The architecture of a software system is the shape given to that system by those who build it. The form of that shape is in the division of that system into components, the arrangement of those components, and the ways in which those components communicate with each other.

Uncle Bob talks about the importance of deferring decisions about details. Should we use a database or a plain text file? Shall we rely on TCP or UDP? Do we use React, Vue, or Angular? He argues that the longer we keep our options open, the more information we can gather and the more experiments we can conduct to make an informed decision.

The architecture that allows us to delay these decisions establishes clear boundaries between its components.

Software architecture is the art of drawing lines that I call boundaries.
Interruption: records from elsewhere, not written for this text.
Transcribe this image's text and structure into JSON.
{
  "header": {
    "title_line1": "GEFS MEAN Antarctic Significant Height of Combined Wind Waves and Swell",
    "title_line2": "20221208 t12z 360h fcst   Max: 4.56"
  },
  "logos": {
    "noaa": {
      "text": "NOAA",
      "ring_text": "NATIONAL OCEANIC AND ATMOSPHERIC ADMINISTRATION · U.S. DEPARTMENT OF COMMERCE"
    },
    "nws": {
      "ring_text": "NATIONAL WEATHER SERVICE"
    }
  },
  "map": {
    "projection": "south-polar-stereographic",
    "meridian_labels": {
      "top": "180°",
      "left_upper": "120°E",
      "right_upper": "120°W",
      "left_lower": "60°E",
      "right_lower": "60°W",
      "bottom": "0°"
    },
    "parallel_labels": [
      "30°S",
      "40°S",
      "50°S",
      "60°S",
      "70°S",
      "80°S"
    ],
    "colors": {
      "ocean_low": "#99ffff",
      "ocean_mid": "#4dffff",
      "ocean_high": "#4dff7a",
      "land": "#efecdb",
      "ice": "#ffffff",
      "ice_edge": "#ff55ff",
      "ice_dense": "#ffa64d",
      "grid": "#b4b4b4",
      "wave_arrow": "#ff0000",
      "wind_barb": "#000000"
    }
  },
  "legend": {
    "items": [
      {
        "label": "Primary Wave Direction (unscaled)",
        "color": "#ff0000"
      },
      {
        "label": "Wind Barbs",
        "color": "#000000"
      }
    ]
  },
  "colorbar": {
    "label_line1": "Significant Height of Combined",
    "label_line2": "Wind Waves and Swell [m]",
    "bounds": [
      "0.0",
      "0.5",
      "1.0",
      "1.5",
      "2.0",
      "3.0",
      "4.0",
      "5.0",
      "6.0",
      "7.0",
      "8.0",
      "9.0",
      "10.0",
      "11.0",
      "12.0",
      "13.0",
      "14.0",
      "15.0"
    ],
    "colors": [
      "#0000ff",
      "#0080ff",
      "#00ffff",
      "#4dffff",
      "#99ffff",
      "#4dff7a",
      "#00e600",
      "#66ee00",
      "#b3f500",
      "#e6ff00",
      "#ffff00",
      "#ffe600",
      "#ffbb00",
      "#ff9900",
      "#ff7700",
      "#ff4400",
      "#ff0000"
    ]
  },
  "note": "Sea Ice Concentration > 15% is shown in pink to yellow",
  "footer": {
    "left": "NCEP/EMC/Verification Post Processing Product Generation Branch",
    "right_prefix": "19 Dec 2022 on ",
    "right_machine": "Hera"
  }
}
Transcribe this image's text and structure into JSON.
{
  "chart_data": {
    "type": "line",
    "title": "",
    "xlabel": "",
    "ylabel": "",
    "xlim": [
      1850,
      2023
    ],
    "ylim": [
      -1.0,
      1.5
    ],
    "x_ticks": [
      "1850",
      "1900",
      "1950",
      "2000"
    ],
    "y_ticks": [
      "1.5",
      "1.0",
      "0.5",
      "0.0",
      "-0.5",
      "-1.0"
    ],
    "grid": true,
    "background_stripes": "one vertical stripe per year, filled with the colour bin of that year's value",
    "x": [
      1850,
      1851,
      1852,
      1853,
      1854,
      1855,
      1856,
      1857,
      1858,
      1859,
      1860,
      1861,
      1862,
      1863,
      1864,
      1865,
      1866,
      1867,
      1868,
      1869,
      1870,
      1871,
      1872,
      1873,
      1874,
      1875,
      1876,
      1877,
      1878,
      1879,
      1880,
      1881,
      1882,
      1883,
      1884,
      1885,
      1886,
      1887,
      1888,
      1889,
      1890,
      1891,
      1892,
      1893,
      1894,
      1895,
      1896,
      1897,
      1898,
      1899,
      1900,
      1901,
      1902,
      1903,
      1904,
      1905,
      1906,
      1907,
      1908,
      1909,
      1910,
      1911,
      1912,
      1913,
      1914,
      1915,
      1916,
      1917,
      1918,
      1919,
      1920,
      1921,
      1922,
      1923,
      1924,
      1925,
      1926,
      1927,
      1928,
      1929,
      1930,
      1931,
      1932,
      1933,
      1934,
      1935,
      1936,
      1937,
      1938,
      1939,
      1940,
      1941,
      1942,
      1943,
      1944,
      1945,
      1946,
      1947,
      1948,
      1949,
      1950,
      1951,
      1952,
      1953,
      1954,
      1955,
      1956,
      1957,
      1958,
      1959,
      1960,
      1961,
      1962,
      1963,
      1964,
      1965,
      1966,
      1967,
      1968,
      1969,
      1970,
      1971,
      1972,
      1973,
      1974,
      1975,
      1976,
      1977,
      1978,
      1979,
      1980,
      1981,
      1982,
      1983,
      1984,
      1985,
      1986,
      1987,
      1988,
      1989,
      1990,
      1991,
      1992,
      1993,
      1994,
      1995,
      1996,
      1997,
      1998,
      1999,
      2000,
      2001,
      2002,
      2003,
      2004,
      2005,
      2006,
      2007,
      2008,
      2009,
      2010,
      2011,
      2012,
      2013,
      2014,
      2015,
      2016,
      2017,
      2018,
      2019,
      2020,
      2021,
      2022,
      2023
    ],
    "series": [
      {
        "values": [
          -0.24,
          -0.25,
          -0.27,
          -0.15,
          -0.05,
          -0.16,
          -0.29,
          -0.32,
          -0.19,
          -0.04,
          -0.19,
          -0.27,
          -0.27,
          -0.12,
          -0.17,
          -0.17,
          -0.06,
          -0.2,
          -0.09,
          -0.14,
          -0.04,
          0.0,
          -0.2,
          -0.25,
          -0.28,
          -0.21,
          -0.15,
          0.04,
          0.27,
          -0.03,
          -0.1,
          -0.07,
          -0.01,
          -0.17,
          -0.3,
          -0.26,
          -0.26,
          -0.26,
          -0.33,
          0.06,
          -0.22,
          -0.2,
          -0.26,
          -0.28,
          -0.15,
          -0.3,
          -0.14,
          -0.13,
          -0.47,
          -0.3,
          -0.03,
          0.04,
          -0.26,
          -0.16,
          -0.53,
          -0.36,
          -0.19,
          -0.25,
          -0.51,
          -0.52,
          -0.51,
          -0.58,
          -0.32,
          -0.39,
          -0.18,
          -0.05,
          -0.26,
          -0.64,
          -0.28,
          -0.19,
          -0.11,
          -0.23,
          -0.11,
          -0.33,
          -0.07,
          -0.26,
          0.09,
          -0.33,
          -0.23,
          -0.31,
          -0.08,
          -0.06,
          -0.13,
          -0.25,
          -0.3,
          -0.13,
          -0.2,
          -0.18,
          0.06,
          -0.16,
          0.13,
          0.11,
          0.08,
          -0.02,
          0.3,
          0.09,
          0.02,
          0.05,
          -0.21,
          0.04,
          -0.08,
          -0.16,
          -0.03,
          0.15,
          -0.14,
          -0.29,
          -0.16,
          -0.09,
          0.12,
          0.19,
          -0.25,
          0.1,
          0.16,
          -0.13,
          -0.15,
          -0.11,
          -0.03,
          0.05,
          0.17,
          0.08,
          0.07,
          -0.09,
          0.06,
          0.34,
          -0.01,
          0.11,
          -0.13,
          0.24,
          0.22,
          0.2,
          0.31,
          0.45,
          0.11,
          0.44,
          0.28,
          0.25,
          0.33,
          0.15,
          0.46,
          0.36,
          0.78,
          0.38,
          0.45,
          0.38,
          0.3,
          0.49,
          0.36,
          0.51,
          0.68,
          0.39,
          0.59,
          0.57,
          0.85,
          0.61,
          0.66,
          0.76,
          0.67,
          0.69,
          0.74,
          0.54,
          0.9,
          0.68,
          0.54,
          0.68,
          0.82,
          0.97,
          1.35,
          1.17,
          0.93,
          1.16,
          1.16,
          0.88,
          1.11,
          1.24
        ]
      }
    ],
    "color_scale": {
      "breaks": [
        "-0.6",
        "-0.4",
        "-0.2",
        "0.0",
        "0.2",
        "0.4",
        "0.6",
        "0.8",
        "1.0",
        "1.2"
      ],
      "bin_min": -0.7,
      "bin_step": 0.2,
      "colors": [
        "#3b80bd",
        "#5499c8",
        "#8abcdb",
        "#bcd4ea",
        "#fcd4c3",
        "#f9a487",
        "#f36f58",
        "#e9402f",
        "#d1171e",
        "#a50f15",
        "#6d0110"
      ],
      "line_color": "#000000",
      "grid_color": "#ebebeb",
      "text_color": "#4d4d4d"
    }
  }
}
This statement leads the way to Clean Architectures, which are

  • Independent of frameworks. The architecture does not depend on the existence of some library of feature-laden software. This allows to use such frameworks as tools, rather than forcing to cram system into their limited constraints.
  • Testable. The business rules can be tested without the UI, database, web server, or any other external element.
  • Independent of the UI. The UI can change easily, without changing the rest of the system.
  • Independent of the database. We can swap out Oracle or SQL Server for Mongo, BigTable, CouchDB, or something else.
  • Independent of any external agency. The business rules don’t know anything at all about the interfaces to the outside world.
Clean Architecture diagram

The hidden gem

Book appendices are often skipped by the readers. Don't you dare to skip this one, because it is the hidden gem of the book. Architecture Archaeology is Uncle Bob's life-long software engineering journey. It is a story of creation and discoveries, of fights and struggle of everything that lead to writing this book.

Thoughts

This is one of the "must-read" for all software engineers. The only question is, "When?". This book discusses many abstract topics. Unless you are intimately familiar with software development, it may have little impact on you. However, when you start interacting with large systems, a time comes when you sense that something is wrong, and you can't simply formalize it. That's when you know the time has come. The time to do architecture right. The time to embrace Clean Architecture.